コラム
COLUMN in a monthly

ビジネスに活かす
メンタルトレーニング

本稿は自動車雑誌連載記事です。

第8回 大魔神の心

 抑えの切り札として、日本ばかりでなくメジャーでも大活躍し、2005年に惜しまれながら引退した「ハマの大魔神」こと佐々木主治投手がいます。私は94年と95年に横浜ベイスターズに呼ばれメンタルトレーニングの講演をしたり、選手たちの精神面のデータをとったりしたことがあります。しかし佐々木投手とは、それ以前から彼の高校時代の恩師である竹田利秋先生(当時東北高校、現国学院大学監督)を通じて何度か話をしたことがありました。

 今からもう20年近く前のことです。ある晩、私は竹田先生と一緒に横浜対巨人戦をテレビで見ていました。確か1対0でベイスターズがリードして迎えた9回裏に、佐々木投手がリリーフとして登板したのです。彼がグラウンドに現れ、マウンド方向へ歩いていく姿がテレビに映し出されるやいなや、竹田先生は「アッ、白石先生、まずいですよ。こいつ打たれますよ」と言われたのです。私はその言葉にびっくりして、「どうしてそんなことが分かるんですか」と聞き返しました。すると竹田先生は「だって先生がいつも言われているじゃないですか。歩く姿や立ち姿、表情やしぐさにその人の心の状態が見て取れるって。佐々木はですねえ、高校生のころから“やってやろう”というのがとても強い子で、闘志あふれるというのはいいことなんですけど、でも時々それが空回りすることがあるんですよ。ジャイアンツと1点差ですからねえ。何としても抑えてやろうというのは分かるんですけど、今日はちょっと硬いですよね」と言われたのです。
 結果は、フォアボールの直後にホームランを打たれ、無念のサヨナラ負け。竹田先生の心配はみごとに(?)的中してしまったのです。教え子の一挙手一投足のちょっとした違いも見逃さない名将の眼力に、私はすっかり感嘆したものでした。

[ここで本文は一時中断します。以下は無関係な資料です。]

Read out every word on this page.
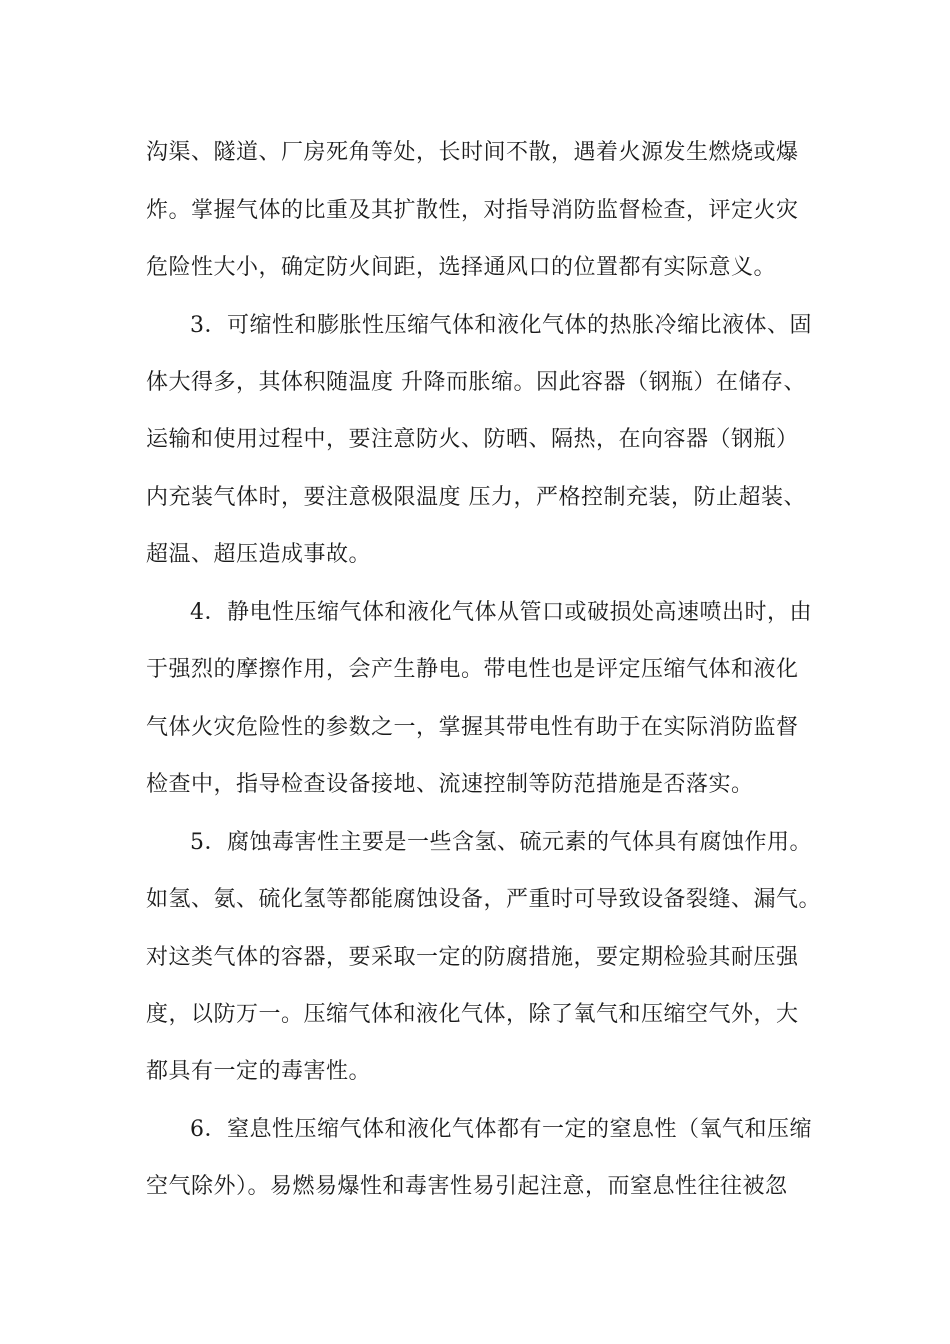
沟渠、隧道、厂房死角等处，长时间不散，遇着火源发生燃烧或爆
炸。掌握气体的比重及其扩散性，对指导消防监督检查，评定火灾
危险性大小，确定防火间距，选择通风口的位置都有实际意义。
3．可缩性和膨胀性压缩气体和液化气体的热胀冷缩比液体、固
体大得多，其体积随温度 升降而胀缩。因此容器（钢瓶）在储存、
运输和使用过程中，要注意防火、防晒、隔热，在向容器（钢瓶）
内充装气体时，要注意极限温度 压力，严格控制充装，防止超装、
超温、超压造成事故。
4．静电性压缩气体和液化气体从管口或破损处高速喷出时，由
于强烈的摩擦作用，会产生静电。带电性也是评定压缩气体和液化
气体火灾危险性的参数之一，掌握其带电性有助于在实际消防监督
检查中，指导检查设备接地、流速控制等防范措施是否落实。
5．腐蚀毒害性主要是一些含氢、硫元素的气体具有腐蚀作用。
如氢、氨、硫化氢等都能腐蚀设备，严重时可导致设备裂缝、漏气。
对这类气体的容器，要采取一定的防腐措施，要定期检验其耐压强
度，以防万一。压缩气体和液化气体，除了氧气和压缩空气外，大
都具有一定的毒害性。
6．窒息性压缩气体和液化气体都有一定的窒息性（氧气和压缩
空气除外）。易燃易爆性和毒害性易引起注意，而窒息性往往被忽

 ところが、この話にはまだ続きがあります。なんとその直後に、佐々木投手本人から竹田先生に電話がかかってきたのです。彼が高校時代から現在に至るまでずっと竹田先生を尊敬し信頼し続けていることはよく知られていますから、こういうことはよくあるようでした。ひとしきり佐々木投手の話を聞いていた竹田先生は、電話口でこう説きました。
 「今日は、ちょうど白石先生と一緒にテレビを見ていたんだよ。それでお前がマウンドに向かう姿を見て、これは打たれるなと思ったんだ。白石先生は、よく人の心の内はしぐさや表情などに出ると言われるが、本当にその通りで、今日のお前には抑えてやろうという“気負い”が見えたね。あれじゃあ、いくら腕を振っているつもりでも、リキみがあるから実際には思ったほど振れていないんだよ。人間、すべてはまず足が地についていなければダメってことだよ。足がしっかり大地についてこそ、下がどっしり安定して腕が振れるってもんだ。そのためには、足の裏の感触をどんなときでも感じられるようでなくてはいけない。平常心でいるときには、だれだってどっしり大地を踏みしめているもんさ。だからどんなときでも、まずその感覚を確認するようにしたらどうだ」。
 私は竹田先生と佐々木投手のこうした電話での会話を傍で聞きながら、この師弟の深い信頼関係を感じずにはいられませんでした。

 翌日、同じジャイアンツ戦で、佐々木投手は再び9回にリリーフとして登板してきました。その日もたまたま私は、竹田先生とテレビで試合を見ていたのです。当然、私たちの関心は、佐々木投手がマウンドに上がっていく姿ということになります。それがテレビに映し出された瞬間、竹田先生は私の方を向かれて、「白石先生、今日は大丈夫だと思いますよ」と言われたのでした。名将の眼に狂いはなく、その日、佐々木投手は強打のジャイアンツ打線を簡単に三者凡退に切ってとり、前日のお返しを見事にやってのけたのでした。